Balenciaga’s Demna Talks Fame, Fearlessness, Fresh Talents, Fragrance – WWD
TRIESTE, Italy – Trieste is a city on the northeastern border of Italy, out of the fashion map for most part of the year, yet it holds a special place in Demna’s heart.
It was homecoming for Balenciaga’s creative director on Saturday as he arrived in town to be a part of the jury panel of the 2022 edition of the International Talent Support competition, known as ITS. In 2004 he was among the fashion talents applying for the contest and he scooped up the ITS Collection of the Year Award.
“I feel it was probably the first time in my life that I really, suddenly started to have confidence in myself, and felt some kind of recognition even though I was very young and had just started,” Demna told WWD ahead of the event.
“The most important thing for me in Trieste was this confidence that I started to learn, and that I felt today when I came here, I remembered that the other Demna that came before was very afraid of everything,” he said.
As his confidence and his platform grew bigger, so did his aim to engage in broader dissertations on cultural, social and political topics. They include representation and inclusivity, sustainability, communication tools and promotion. Pretending that fashion is only about clothing is “a very hypocritical and almost like outdated way of thinking,” he opined.
“Especially I would say the luxury fashion industry is a huge cultural platform, the following that brands have on their social media, the money that’s poured into events and shows and promotion, it’s almost like it has more impact than the movie industry, the music industry have,” he said. “Fashion has a huge body to be a platform for not only making clothes and making money and creating the dream, the lifestyle, it has an obligation… to be vocal. It’s a voice,” he added.
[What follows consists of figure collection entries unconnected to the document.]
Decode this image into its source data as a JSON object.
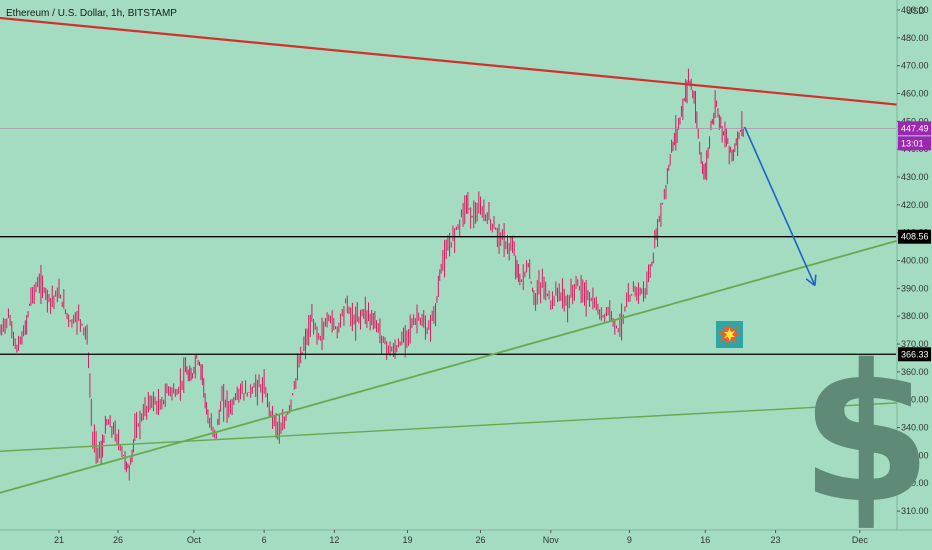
{
  "header": {
    "title": "Ethereum / U.S. Dollar, 1h, BITSTAMP",
    "currency": "USD"
  },
  "colors": {
    "background": "#a3dcc1",
    "resistance_line": "#d32f2f",
    "support_lines": "#6aa84f",
    "horizontal_levels": "#000000",
    "arrow": "#1e63c6",
    "candles": "#d81b60",
    "current_price_tag": "#9c27b0",
    "axis_text": "#333333",
    "dollar_sign": "#5e8a77"
  },
  "icons": {
    "dollar": "dollar-sign-icon",
    "explosion": "explosion-emoji-icon"
  },
  "chart_data": {
    "type": "line",
    "title": "Ethereum / U.S. Dollar, 1h, BITSTAMP",
    "xlabel": "",
    "ylabel": "USD",
    "ylim": [
      305,
      490
    ],
    "y_ticks": [
      "310.00",
      "320.00",
      "330.00",
      "340.00",
      "350.00",
      "360.00",
      "370.00",
      "380.00",
      "390.00",
      "400.00",
      "410.00",
      "420.00",
      "430.00",
      "440.00",
      "450.00",
      "460.00",
      "470.00",
      "480.00",
      "490.00"
    ],
    "x_ticks": [
      "21",
      "26",
      "Oct",
      "6",
      "12",
      "19",
      "26",
      "Nov",
      "9",
      "16",
      "23",
      "Dec"
    ],
    "series": [
      {
        "values": [
          [
            0,
            374
          ],
          [
            3,
            380
          ],
          [
            6,
            368
          ],
          [
            9,
            375
          ],
          [
            11,
            387
          ],
          [
            14,
            392
          ],
          [
            18,
            386
          ],
          [
            21,
            388
          ],
          [
            25,
            378
          ],
          [
            28,
            380
          ],
          [
            31,
            373
          ],
          [
            33,
            336
          ],
          [
            36,
            330
          ],
          [
            38,
            342
          ],
          [
            41,
            338
          ],
          [
            44,
            330
          ],
          [
            46,
            324
          ],
          [
            48,
            338
          ],
          [
            51,
            345
          ],
          [
            54,
            350
          ],
          [
            57,
            347
          ],
          [
            60,
            354
          ],
          [
            63,
            352
          ],
          [
            66,
            360
          ],
          [
            68,
            357
          ],
          [
            70,
            365
          ],
          [
            72,
            360
          ],
          [
            74,
            342
          ],
          [
            77,
            338
          ],
          [
            79,
            350
          ],
          [
            82,
            347
          ],
          [
            85,
            353
          ],
          [
            88,
            352
          ],
          [
            91,
            355
          ],
          [
            94,
            354
          ],
          [
            97,
            344
          ],
          [
            100,
            338
          ],
          [
            103,
            347
          ],
          [
            107,
            365
          ],
          [
            111,
            378
          ],
          [
            114,
            372
          ],
          [
            117,
            380
          ],
          [
            120,
            375
          ],
          [
            123,
            385
          ],
          [
            126,
            378
          ],
          [
            130,
            382
          ],
          [
            134,
            377
          ],
          [
            137,
            370
          ],
          [
            140,
            367
          ],
          [
            143,
            371
          ],
          [
            146,
            376
          ],
          [
            149,
            380
          ],
          [
            152,
            374
          ],
          [
            155,
            382
          ],
          [
            157,
            398
          ],
          [
            160,
            405
          ],
          [
            163,
            413
          ],
          [
            166,
            421
          ],
          [
            168,
            416
          ],
          [
            171,
            418
          ],
          [
            174,
            415
          ],
          [
            177,
            410
          ],
          [
            180,
            406
          ],
          [
            183,
            403
          ],
          [
            185,
            392
          ],
          [
            188,
            398
          ],
          [
            190,
            386
          ],
          [
            193,
            392
          ],
          [
            196,
            385
          ],
          [
            199,
            389
          ],
          [
            202,
            384
          ],
          [
            205,
            392
          ],
          [
            208,
            388
          ],
          [
            211,
            385
          ],
          [
            214,
            380
          ],
          [
            217,
            382
          ],
          [
            220,
            375
          ],
          [
            223,
            384
          ],
          [
            226,
            390
          ],
          [
            229,
            388
          ],
          [
            232,
            398
          ],
          [
            234,
            412
          ],
          [
            237,
            426
          ],
          [
            239,
            440
          ],
          [
            241,
            447
          ],
          [
            243,
            455
          ],
          [
            245,
            466
          ],
          [
            247,
            458
          ],
          [
            249,
            440
          ],
          [
            251,
            430
          ],
          [
            253,
            448
          ],
          [
            255,
            457
          ],
          [
            257,
            447
          ],
          [
            259,
            442
          ],
          [
            261,
            438
          ],
          [
            263,
            446
          ],
          [
            265,
            448
          ]
        ]
      }
    ],
    "annotations": [
      {
        "label": "447.49",
        "kind": "current-price"
      },
      {
        "label": "13:01",
        "kind": "countdown"
      },
      {
        "label": "408.56",
        "kind": "horizontal-level"
      },
      {
        "label": "366.33",
        "kind": "horizontal-level"
      }
    ],
    "trendlines": {
      "resistance": [
        [
          -9,
          488
        ],
        [
          340,
          454
        ]
      ],
      "rising_support": [
        [
          -9,
          314
        ],
        [
          340,
          413
        ]
      ],
      "long_support": [
        [
          -9,
          331
        ],
        [
          340,
          350
        ]
      ]
    },
    "projection_arrow": {
      "from": [
        265,
        448
      ],
      "to": [
        290,
        391
      ]
    },
    "x_tick_positions": [
      21,
      42,
      69,
      94,
      119,
      145,
      171,
      196,
      224,
      251,
      276,
      306
    ]
  }
}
His seminal desire to also create desirable fashion has remained untouched, though, and he somewhat feels younger talents tend to trade it in favor of personal narrative, storytelling, or even fame.
“I think that somehow the romanticism in fashion was lost in these [younger] generations… Romanticism is [about] creating a vision and something different and not be like this or that because it works, but just be who you are, fighting for that persistently, proving that that’s what you believe in. It’s very hard to do it when you’re 20 years old and want to get a job,” he offered.
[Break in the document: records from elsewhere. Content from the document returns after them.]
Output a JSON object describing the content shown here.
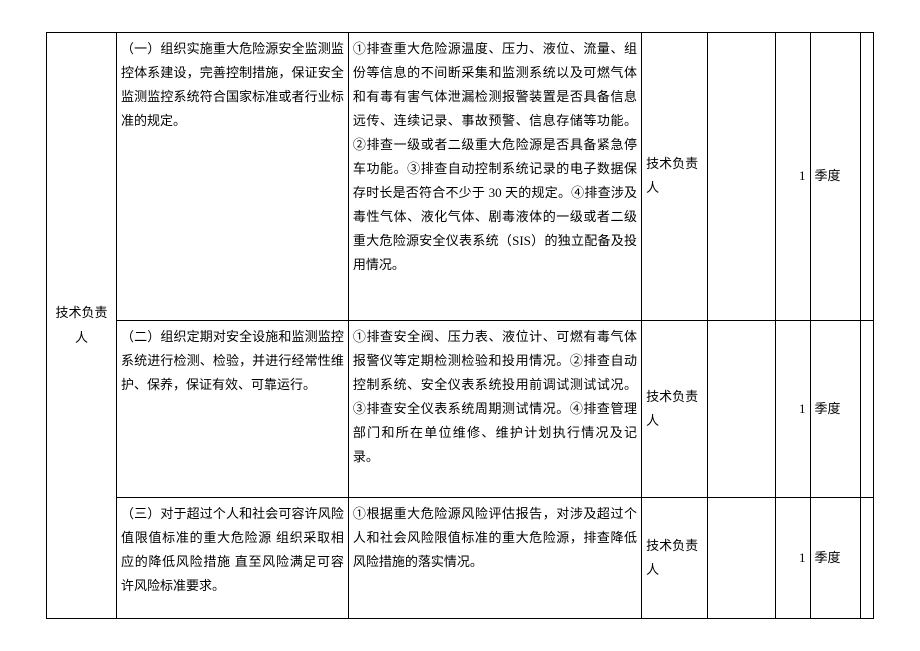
{
  "role": "技术负责人",
  "rows": [
    {
      "task": "（一）组织实施重大危险源安全监测监控体系建设，完善控制措施，保证安全监测监控系统符合国家标准或者行业标准的规定。",
      "check": "①排查重大危险源温度、压力、液位、流量、组份等信息的不间断采集和监测系统以及可燃气体和有毒有害气体泄漏检测报警装置是否具备信息远传、连续记录、事故预警、信息存储等功能。②排查一级或者二级重大危险源是否具备紧急停车功能。③排查自动控制系统记录的电子数据保存时长是否符合不少于 30 天的规定。④排查涉及毒性气体、液化气体、剧毒液体的一级或者二级重大危险源安全仪表系统（SIS）的独立配备及投用情况。",
      "owner": "技术负责人",
      "num": "1",
      "period": "季度"
    },
    {
      "task": "（二）组织定期对安全设施和监测监控系统进行检测、检验，并进行经常性维护、保养，保证有效、可靠运行。",
      "check": "①排查安全阀、压力表、液位计、可燃有毒气体报警仪等定期检测检验和投用情况。②排查自动控制系统、安全仪表系统投用前调试测试试况。③排查安全仪表系统周期测试情况。④排查管理部门和所在单位维修、维护计划执行情况及记录。",
      "owner": "技术负责人",
      "num": "1",
      "period": "季度"
    },
    {
      "task": "（三）对于超过个人和社会可容许风险值限值标准的重大危险源 组织采取相应的降低风险措施 直至风险满足可容许风险标准要求。",
      "check": "①根据重大危险源风险评估报告，对涉及超过个人和社会风险限值标准的重大危险源，排查降低风险措施的落实情况。",
      "owner": "技术负责人",
      "num": "1",
      "period": "季度"
    }
  ]
}
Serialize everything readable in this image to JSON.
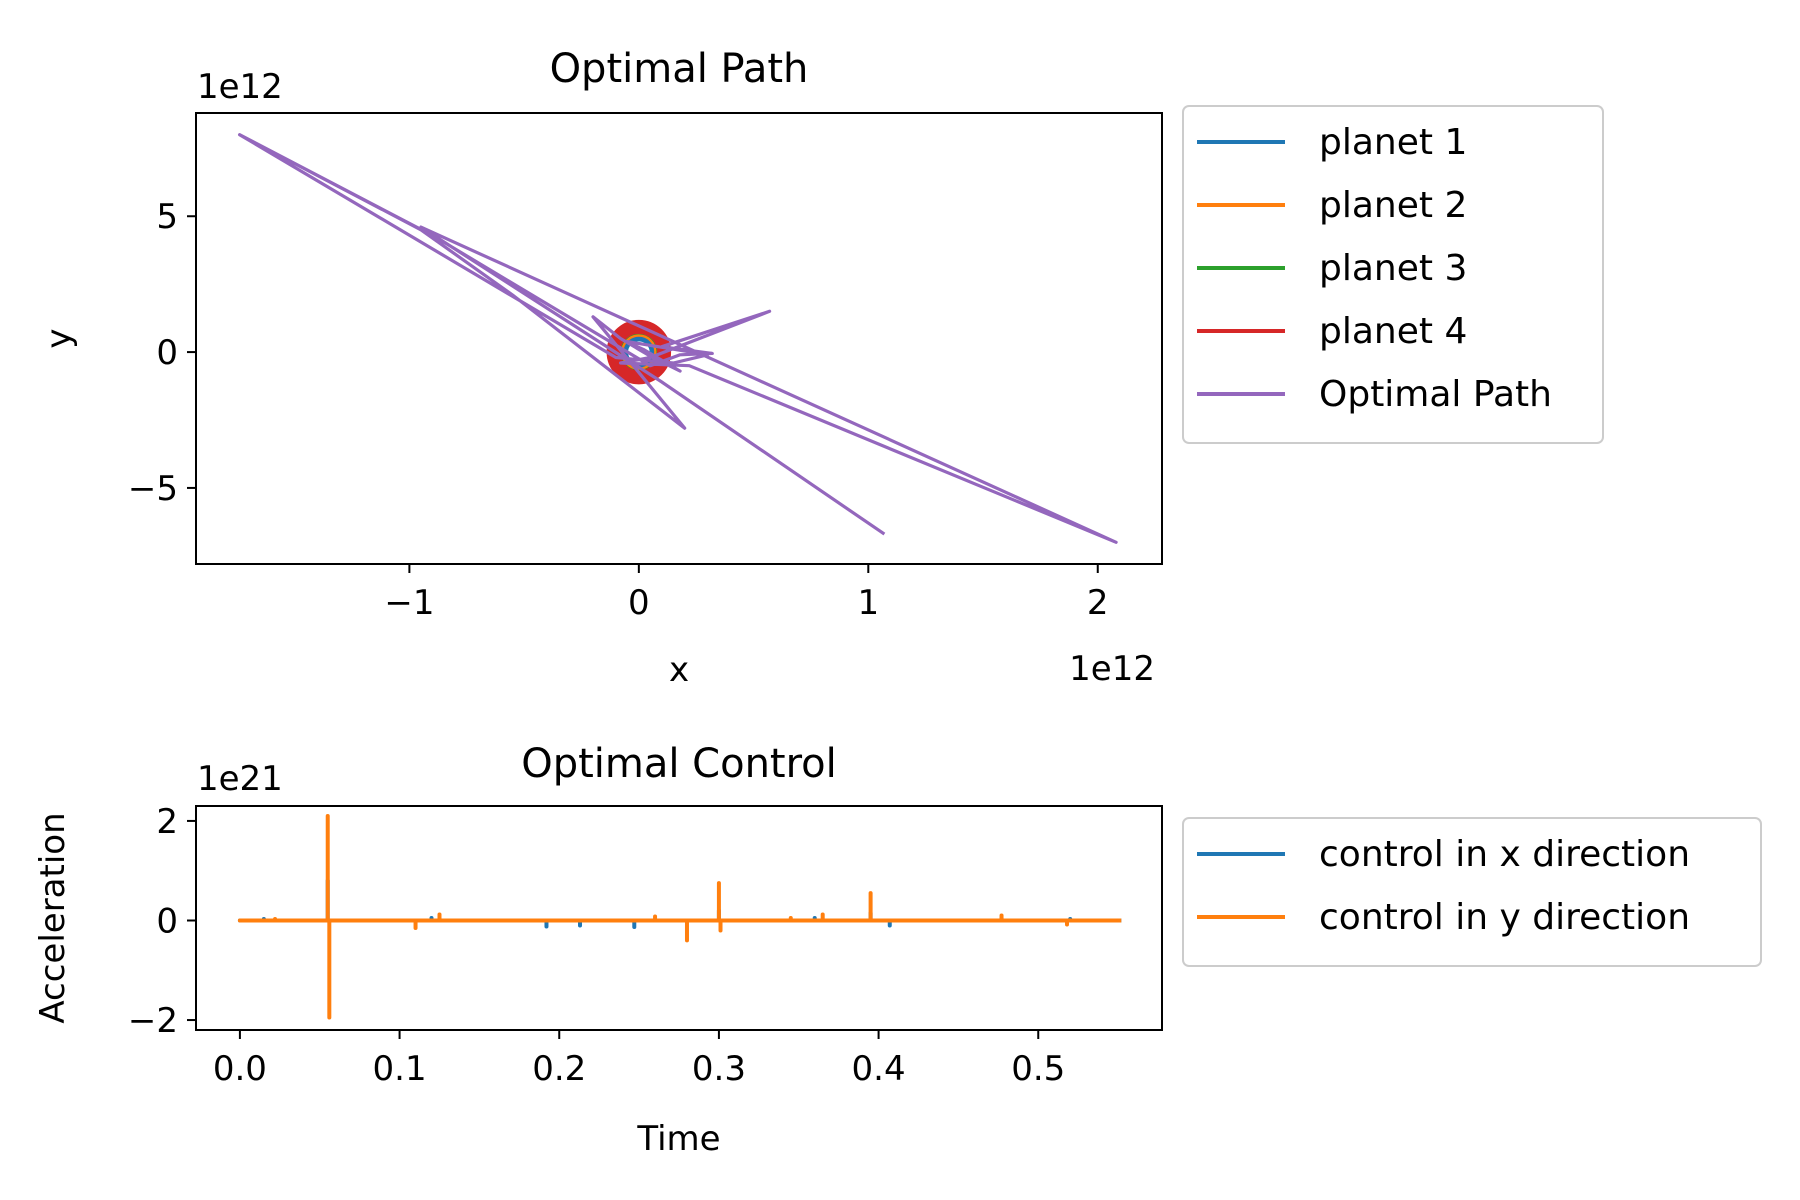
{
  "chart_data": [
    {
      "type": "line",
      "title": "Optimal Path",
      "xlabel": "x",
      "ylabel": "y",
      "x_offset_label": "1e12",
      "y_offset_label": "1e12",
      "xlim": [
        -1.93,
        2.28
      ],
      "ylim": [
        -7.8,
        8.8
      ],
      "xticks": [
        -1,
        0,
        1,
        2
      ],
      "xtick_labels": [
        "−1",
        "0",
        "1",
        "2"
      ],
      "yticks": [
        -5,
        0,
        5
      ],
      "ytick_labels": [
        "−5",
        "0",
        "5"
      ],
      "grid": false,
      "legend_position": "outside-right-top",
      "series": [
        {
          "name": "planet 1",
          "color": "#1f77b4",
          "kind": "circle",
          "cx": 0,
          "cy": 0,
          "r": 0.06
        },
        {
          "name": "planet 2",
          "color": "#ff7f0e",
          "kind": "circle",
          "cx": 0,
          "cy": 0,
          "r": 0.08
        },
        {
          "name": "planet 3",
          "color": "#2ca02c",
          "kind": "circle",
          "cx": 0,
          "cy": 0,
          "r": 0.09
        },
        {
          "name": "planet 4",
          "color": "#d62728",
          "kind": "circle",
          "cx": 0,
          "cy": 0,
          "r": 0.11
        },
        {
          "name": "Optimal Path",
          "color": "#9467bd",
          "kind": "line",
          "x": [
            -1.74,
            -0.95,
            -0.55,
            0.2,
            -0.2,
            -0.08,
            0.06,
            0.18,
            0.02,
            -0.06,
            0.3,
            0.15,
            -0.1,
            -1.74,
            -0.9,
            0.05,
            0.18,
            0.32,
            0.1,
            0.57,
            0.05,
            -0.08,
            0.22,
            2.08,
            -0.95,
            0.1,
            1.07
          ],
          "y": [
            8.0,
            4.5,
            2.1,
            -2.8,
            1.3,
            0.5,
            -0.2,
            -0.7,
            0.1,
            0.4,
            -0.1,
            -0.4,
            -0.2,
            8.0,
            4.3,
            -0.5,
            -0.1,
            -0.05,
            0.2,
            1.5,
            -0.2,
            -0.4,
            -0.5,
            -7.0,
            4.6,
            -1.1,
            -6.7
          ]
        }
      ]
    },
    {
      "type": "line",
      "title": "Optimal Control",
      "xlabel": "Time",
      "ylabel": "Acceleration",
      "y_offset_label": "1e21",
      "xlim": [
        -0.0275,
        0.5775
      ],
      "ylim": [
        -2.2,
        2.3
      ],
      "xticks": [
        0.0,
        0.1,
        0.2,
        0.3,
        0.4,
        0.5
      ],
      "xtick_labels": [
        "0.0",
        "0.1",
        "0.2",
        "0.3",
        "0.4",
        "0.5"
      ],
      "yticks": [
        -2,
        0,
        2
      ],
      "ytick_labels": [
        "−2",
        "0",
        "2"
      ],
      "grid": false,
      "legend_position": "outside-right-top",
      "series": [
        {
          "name": "control in x direction",
          "color": "#1f77b4",
          "kind": "spikes",
          "x": [
            0.0,
            0.015,
            0.055,
            0.12,
            0.192,
            0.213,
            0.247,
            0.3,
            0.36,
            0.395,
            0.407,
            0.477,
            0.52,
            0.55
          ],
          "y": [
            0.0,
            0.03,
            0.8,
            0.05,
            -0.12,
            -0.1,
            -0.13,
            0.2,
            0.05,
            0.15,
            -0.1,
            0.05,
            0.03,
            0.0
          ]
        },
        {
          "name": "control in y direction",
          "color": "#ff7f0e",
          "kind": "spikes",
          "x": [
            0.0,
            0.022,
            0.055,
            0.056,
            0.11,
            0.125,
            0.26,
            0.28,
            0.3,
            0.301,
            0.345,
            0.365,
            0.395,
            0.477,
            0.518,
            0.55
          ],
          "y": [
            0.0,
            0.03,
            2.1,
            -1.95,
            -0.15,
            0.12,
            0.08,
            -0.4,
            0.75,
            -0.2,
            0.05,
            0.12,
            0.55,
            0.1,
            -0.08,
            0.0
          ]
        }
      ]
    }
  ]
}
“I didn’t want to tell my story or be famous on Instagram, I couldn’t care less about those things. I just wanted to make a dress that a woman would want to have,” he said.
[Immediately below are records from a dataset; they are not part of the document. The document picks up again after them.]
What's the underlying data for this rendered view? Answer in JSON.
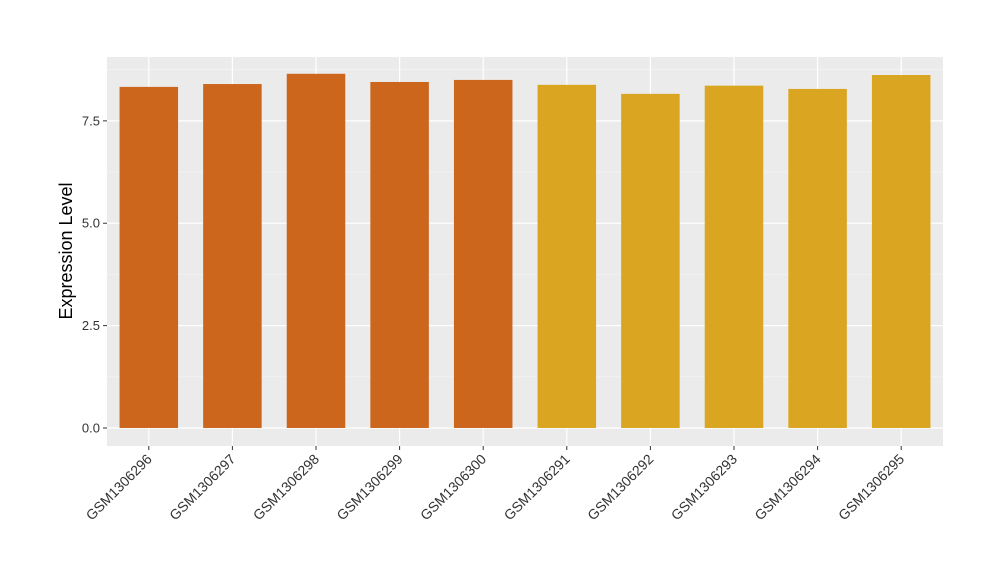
{
  "chart_data": {
    "type": "bar",
    "y_label": "Expression Level",
    "categories": [
      "GSM1306296",
      "GSM1306297",
      "GSM1306298",
      "GSM1306299",
      "GSM1306300",
      "GSM1306291",
      "GSM1306292",
      "GSM1306293",
      "GSM1306294",
      "GSM1306295"
    ],
    "values": [
      8.33,
      8.4,
      8.65,
      8.45,
      8.5,
      8.38,
      8.16,
      8.36,
      8.28,
      8.62
    ],
    "colors": [
      "#cd661d",
      "#cd661d",
      "#cd661d",
      "#cd661d",
      "#cd661d",
      "#daa520",
      "#daa520",
      "#daa520",
      "#daa520",
      "#daa520"
    ],
    "ylim": [
      -0.44,
      9.06
    ],
    "yticks": [
      {
        "value": 0,
        "label": "0.0"
      },
      2.5,
      {
        "value": 5,
        "label": "5.0"
      },
      7.5
    ],
    "grid": true
  }
}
He admitted his aversion to fame hasn’t really changed, despite now being in a leading design position that exposes him to constant public scrutiny.
“I still feel very intimidated by that,” he conceded.
“I have a very difficult relation with it, I don’t like it. I do like the advantages it brings because I can work with many different people I couldn’t work with before, but I think it’s a dangerous thing in which you can lose yourself. The more fame you have, the more you have to make sure you stay connected to who you are and yourself, to be grounded and have life apart from this, not dependent on this fame or your job,” he said.
As an incubator of progressive fashion, Demna has a clear vision of the talents he’s charmed by and wants to be surrounded by in the Balenciaga studio, often recruited from those who have just graduated from fashion schools.
“I find it easier to work with creatives that are more free and not afraid. Obviously, they work with me, and they get to have kind of the ‘Demna fashion school’ approach, it’s important. So, their approach is very similar to the way I work, it’s very three dimensional, very cerebral… it’s more conceptual than it is decorative,” he said.
“Skills are something that I think designers learn. I’d rather have [designers with] no skills than skills that I have to change. For me the most important thing is part of the character I’d say, it’s fearlessness, when I see this quality in a creative, this is like 70 percent of the reason why I try to have them on my team because there are so few fearless creatives today that when I see that, I don’t care about the style, the vision, the skills, Illustrator, the stitching, it doesn’t matter… When they’re fearless and have talent they can go really far,” Demna added.
How far Demna can go is anyone’s guess.
Asked about exploring new product categories for Balenciaga, he said there are many he’s eager to embrace in due time.
“If somebody wonders how a Demna perfume would look like, it would definitely not smell how people would imagine,” he said, asked to respond to online commentators wondering how and when Balenciaga will dive into fragrances.